The statistical analyses were previously explained in detail [3]. Briefly, the overall crude seroprevalence of SARS-CoV-2-specific antibodies was estimated as a proportion of the positive tests to the total sample size. Age-sex-city population-weighted rates were computed within bootstrap samples using the 2016 population and household census in Iran as the standard population. Given the nature of participant selection, the bootstrap weighted seroprevalence rate for each combination of cities (Ahvaz, Ardabil, Babol, Gorgan, Hamedan, Kerman, Kermanshah, Mashhad, Qom, Sanandaj, Sari, Shiraz, Tabriz, Tehran, Urmia, and Zahedan), age (10-19, 20-29, 30-39, 40-49, 50-59, ≥60) and sex (male, female) was performed. Finally, to minimize the resultant bias due to imperfect sensitivity and specificity antibody tests, we calculated the test performance adjusted of weighted seroprevalence (bootstrap weight) for scenarios 1 and 2 based on Cassaniti’s et al. [12, 13] proposed following formula, where AP denoted adjusted prevalence, UP denoted unadjusted prevalence (apparent prevalence), Sp denoted test specificity, and Se denoted test sensitivity:

$$\mathrm{AP}=\frac{\mathrm{UP}+\mathrm{Sp}-1}{\mathrm{Se}+\mathrm{Sp}-1}$$

It should be noted that 95% confidence intervals (CIs) for unweighted seroprevalence were estimated using exact binomial models, and a bootstrap method was used to construct the 95% CIs for weighted and adjusted estimates [14, 15]. Categorical variables were reported as frequency and percentage.
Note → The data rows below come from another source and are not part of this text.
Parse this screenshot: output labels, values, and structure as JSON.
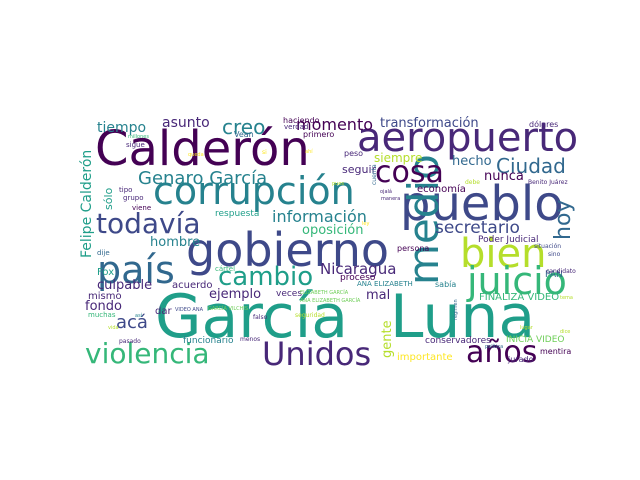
{
  "palette": {
    "p0": "#440154",
    "p1": "#482878",
    "p2": "#3e4989",
    "p3": "#31688e",
    "p4": "#26828e",
    "p5": "#1f9e89",
    "p6": "#35b779",
    "p7": "#6ece58",
    "p8": "#b5de2b",
    "p9": "#fde725"
  },
  "words": [
    {
      "text": "García",
      "c": "p5"
    },
    {
      "text": "Luna",
      "c": "p5"
    },
    {
      "text": "Calderón",
      "c": "p0"
    },
    {
      "text": "pueblo",
      "c": "p2"
    },
    {
      "text": "gobierno",
      "c": "p2"
    },
    {
      "text": "aeropuerto",
      "c": "p1"
    },
    {
      "text": "corrupción",
      "c": "p4"
    },
    {
      "text": "bien",
      "c": "p8"
    },
    {
      "text": "juicio",
      "c": "p6"
    },
    {
      "text": "país",
      "c": "p3"
    },
    {
      "text": "medio",
      "c": "p4"
    },
    {
      "text": "Unidos",
      "c": "p1"
    },
    {
      "text": "violencia",
      "c": "p6"
    },
    {
      "text": "cosa",
      "c": "p0"
    },
    {
      "text": "todavía",
      "c": "p2"
    },
    {
      "text": "años",
      "c": "p0"
    },
    {
      "text": "cambio",
      "c": "p5"
    },
    {
      "text": "Genaro García",
      "c": "p4"
    },
    {
      "text": "hoy",
      "c": "p3"
    },
    {
      "text": "Ciudad",
      "c": "p3"
    },
    {
      "text": "creo",
      "c": "p4"
    },
    {
      "text": "información",
      "c": "p4"
    },
    {
      "text": "secretario",
      "c": "p2"
    },
    {
      "text": "momento",
      "c": "p0"
    },
    {
      "text": "transformación",
      "c": "p2"
    },
    {
      "text": "asunto",
      "c": "p1"
    },
    {
      "text": "tiempo",
      "c": "p4"
    },
    {
      "text": "Felipe Calderón",
      "c": "p5"
    },
    {
      "text": "acá",
      "c": "p2"
    },
    {
      "text": "Nicaragua",
      "c": "p1"
    },
    {
      "text": "gente",
      "c": "p8"
    },
    {
      "text": "oposición",
      "c": "p6"
    },
    {
      "text": "hombre",
      "c": "p4"
    },
    {
      "text": "culpable",
      "c": "p1"
    },
    {
      "text": "ejemplo",
      "c": "p1"
    },
    {
      "text": "fondo",
      "c": "p1"
    },
    {
      "text": "hecho",
      "c": "p3"
    },
    {
      "text": "siempre",
      "c": "p8"
    },
    {
      "text": "nunca",
      "c": "p0"
    },
    {
      "text": "sólo",
      "c": "p5"
    },
    {
      "text": "mal",
      "c": "p1"
    },
    {
      "text": "seguir",
      "c": "p1"
    },
    {
      "text": "respuesta",
      "c": "p5"
    },
    {
      "text": "economía",
      "c": "p0"
    },
    {
      "text": "Poder Judicial",
      "c": "p1"
    },
    {
      "text": "proceso",
      "c": "p0"
    },
    {
      "text": "acuerdo",
      "c": "p1"
    },
    {
      "text": "Fox",
      "c": "p5"
    },
    {
      "text": "mismo",
      "c": "p1"
    },
    {
      "text": "dar",
      "c": "p1"
    },
    {
      "text": "veces",
      "c": "p1"
    },
    {
      "text": "FINALIZA VIDEO",
      "c": "p6"
    },
    {
      "text": "INICIA VIDEO",
      "c": "p7"
    },
    {
      "text": "conservadores",
      "c": "p1"
    },
    {
      "text": "importante",
      "c": "p9"
    },
    {
      "text": "mentira",
      "c": "p0"
    },
    {
      "text": "jurado",
      "c": "p1"
    },
    {
      "text": "funcionario",
      "c": "p4"
    },
    {
      "text": "PAN",
      "c": "p3"
    },
    {
      "text": "dólares",
      "c": "p1"
    },
    {
      "text": "peso",
      "c": "p1"
    },
    {
      "text": "primero",
      "c": "p0"
    },
    {
      "text": "haciendo",
      "c": "p0"
    },
    {
      "text": "verdad",
      "c": "p1"
    },
    {
      "text": "sigue",
      "c": "p1"
    },
    {
      "text": "tipo",
      "c": "p1"
    },
    {
      "text": "grupo",
      "c": "p1"
    },
    {
      "text": "viene",
      "c": "p0"
    },
    {
      "text": "persona",
      "c": "p0"
    },
    {
      "text": "sabía",
      "c": "p4"
    },
    {
      "text": "ANA ELIZABETH",
      "c": "p4"
    },
    {
      "text": "cártel",
      "c": "p6"
    },
    {
      "text": "Vean",
      "c": "p3"
    },
    {
      "text": "dije",
      "c": "p3"
    },
    {
      "text": "muchas",
      "c": "p6"
    },
    {
      "text": "pasado",
      "c": "p1"
    },
    {
      "text": "menos",
      "c": "p1"
    },
    {
      "text": "falso",
      "c": "p1"
    },
    {
      "text": "seguridad",
      "c": "p8"
    },
    {
      "text": "situación",
      "c": "p2"
    },
    {
      "text": "sino",
      "c": "p2"
    },
    {
      "text": "debe",
      "c": "p8"
    },
    {
      "text": "Benito Juárez",
      "c": "p1"
    },
    {
      "text": "candidato",
      "c": "p1"
    },
    {
      "text": "régimen",
      "c": "p3"
    },
    {
      "text": "política",
      "c": "p3"
    },
    {
      "text": "cuenta",
      "c": "p3"
    },
    {
      "text": "ojalá",
      "c": "p1"
    },
    {
      "text": "manera",
      "c": "p1"
    },
    {
      "text": "millones",
      "c": "p6"
    },
    {
      "text": "así",
      "c": "p4"
    },
    {
      "text": "VIDEO ANA",
      "c": "p2"
    },
    {
      "text": "ANA ELIZABETH GARCÍA",
      "c": "p7"
    },
    {
      "text": "GARCÍA VILCHIS",
      "c": "p7"
    },
    {
      "text": "ELIZABETH GARCÍA",
      "c": "p7"
    },
    {
      "text": "si",
      "c": "p9"
    },
    {
      "text": "ley",
      "c": "p9"
    },
    {
      "text": "queda",
      "c": "p9"
    },
    {
      "text": "ahí",
      "c": "p9"
    },
    {
      "text": "pues",
      "c": "p8"
    },
    {
      "text": "dice",
      "c": "p8"
    },
    {
      "text": "tema",
      "c": "p8"
    },
    {
      "text": "vida",
      "c": "p8"
    },
    {
      "text": "lugar",
      "c": "p8"
    }
  ]
}
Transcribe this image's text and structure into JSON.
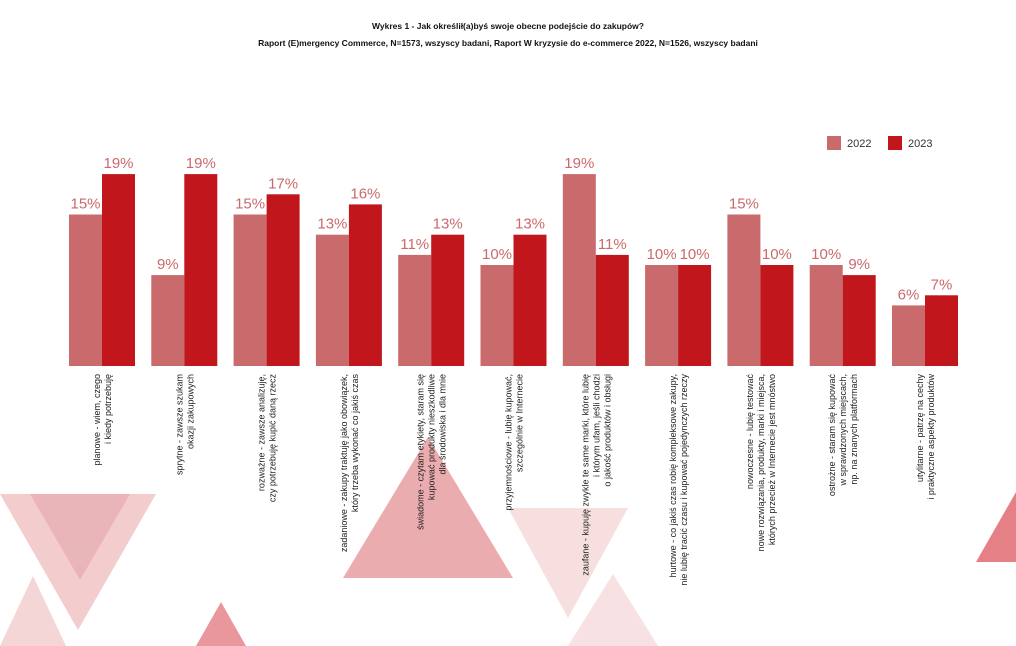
{
  "title": "Wykres 1 - Jak określił(a)byś swoje obecne podejście do zakupów?",
  "subtitle": "Raport (E)mergency Commerce, N=1573, wszyscy badani, Raport W kryzysie do e-commerce 2022, N=1526, wszyscy badani",
  "colors": {
    "s2022": "#c96a6c",
    "s2023": "#c0161c",
    "value_label": "#c96a6c",
    "decor": "#e9a3a6"
  },
  "chart_data": {
    "type": "bar",
    "title": "Wykres 1 - Jak określił(a)byś swoje obecne podejście do zakupów?",
    "subtitle": "Raport (E)mergency Commerce, N=1573, wszyscy badani, Raport W kryzysie do e-commerce 2022, N=1526, wszyscy badani",
    "legend_position": "top-right",
    "grid": false,
    "ylim": [
      0,
      20
    ],
    "value_suffix": "%",
    "categories": [
      [
        "planowe - wiem, czego",
        "i kiedy potrzebuję"
      ],
      [
        "sprytne - zawsze szukam",
        "okazji zakupowych"
      ],
      [
        "rozważne - zawsze analizuję,",
        "czy potrzebuję kupić daną rzecz"
      ],
      [
        "zadaniowe - zakupy traktuję jako obowiązek,",
        "który trzeba wykonać co jakiś czas"
      ],
      [
        "świadome - czytam etykiety, staram się",
        "kupować produkty nieszkodliwe",
        "dla środowiska i dla mnie"
      ],
      [
        "przyjemnościowe - lubię kupować,",
        "szczególnie w Internecie"
      ],
      [
        "zaufane - kupuję zwykle te same marki, które lubię",
        "i którym ufam, jeśli chodzi",
        "o jakość produktów i obsługi"
      ],
      [
        "hurtowe - co jakiś czas robię kompleksowe zakupy,",
        "nie lubię tracić czasu i kupować pojedynczych rzeczy"
      ],
      [
        "nowoczesne - lubię testować",
        "nowe rozwiązania, produkty, marki i miejsca,",
        "których przecież w Internecie jest mnóstwo"
      ],
      [
        "ostrożne - staram się kupować",
        "w sprawdzonych miejscach,",
        "np. na znanych platformach"
      ],
      [
        "utylitarne - patrzę na cechy",
        "i praktyczne aspekty produktów"
      ]
    ],
    "series": [
      {
        "name": "2022",
        "values": [
          15,
          9,
          15,
          13,
          11,
          10,
          19,
          10,
          15,
          10,
          6
        ]
      },
      {
        "name": "2023",
        "values": [
          19,
          19,
          17,
          16,
          13,
          13,
          11,
          10,
          10,
          9,
          7
        ]
      }
    ]
  }
}
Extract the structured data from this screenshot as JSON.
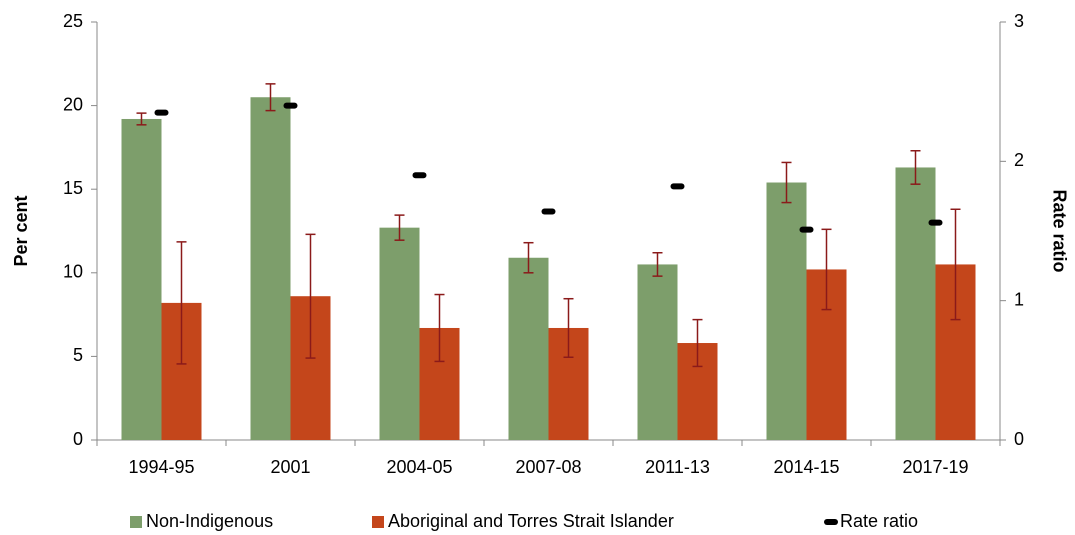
{
  "chart_data": {
    "type": "bar",
    "categories": [
      "1994-95",
      "2001",
      "2004-05",
      "2007-08",
      "2011-13",
      "2014-15",
      "2017-19"
    ],
    "series": [
      {
        "name": "Non-Indigenous",
        "color": "#7d9e6b",
        "values": [
          19.2,
          20.5,
          12.7,
          10.9,
          10.5,
          15.4,
          16.3
        ],
        "errors": [
          0.35,
          0.8,
          0.75,
          0.9,
          0.7,
          1.2,
          1.0
        ]
      },
      {
        "name": "Aboriginal and Torres Strait Islander",
        "color": "#c4461b",
        "values": [
          8.2,
          8.6,
          6.7,
          6.7,
          5.8,
          10.2,
          10.5
        ],
        "errors": [
          3.65,
          3.7,
          2.0,
          1.75,
          1.4,
          2.4,
          3.3
        ]
      },
      {
        "name": "Rate ratio",
        "color": "#000000",
        "axis": "y2",
        "values": [
          2.35,
          2.4,
          1.9,
          1.64,
          1.82,
          1.51,
          1.56
        ]
      }
    ],
    "error_color": "#8b1a1a",
    "ylabel": "Per cent",
    "y2label": "Rate ratio",
    "ylim": [
      0,
      25
    ],
    "yticks": [
      0,
      5,
      10,
      15,
      20,
      25
    ],
    "y2lim": [
      0,
      3
    ],
    "y2ticks": [
      0,
      1,
      2,
      3
    ],
    "legend": "bottom"
  }
}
We calculated the total number of infections by multiplying infection prevalence by the total population of each province. We also assessed the distribution of SARS-COV-2 seropositivity according to sex, age, comorbidity, contact with COVID-19 patients, and symptoms, using chi-squared test. All statistical analyses were performed using Microsoft Excel and STATA version 14 (StataCorp, College Station, TX).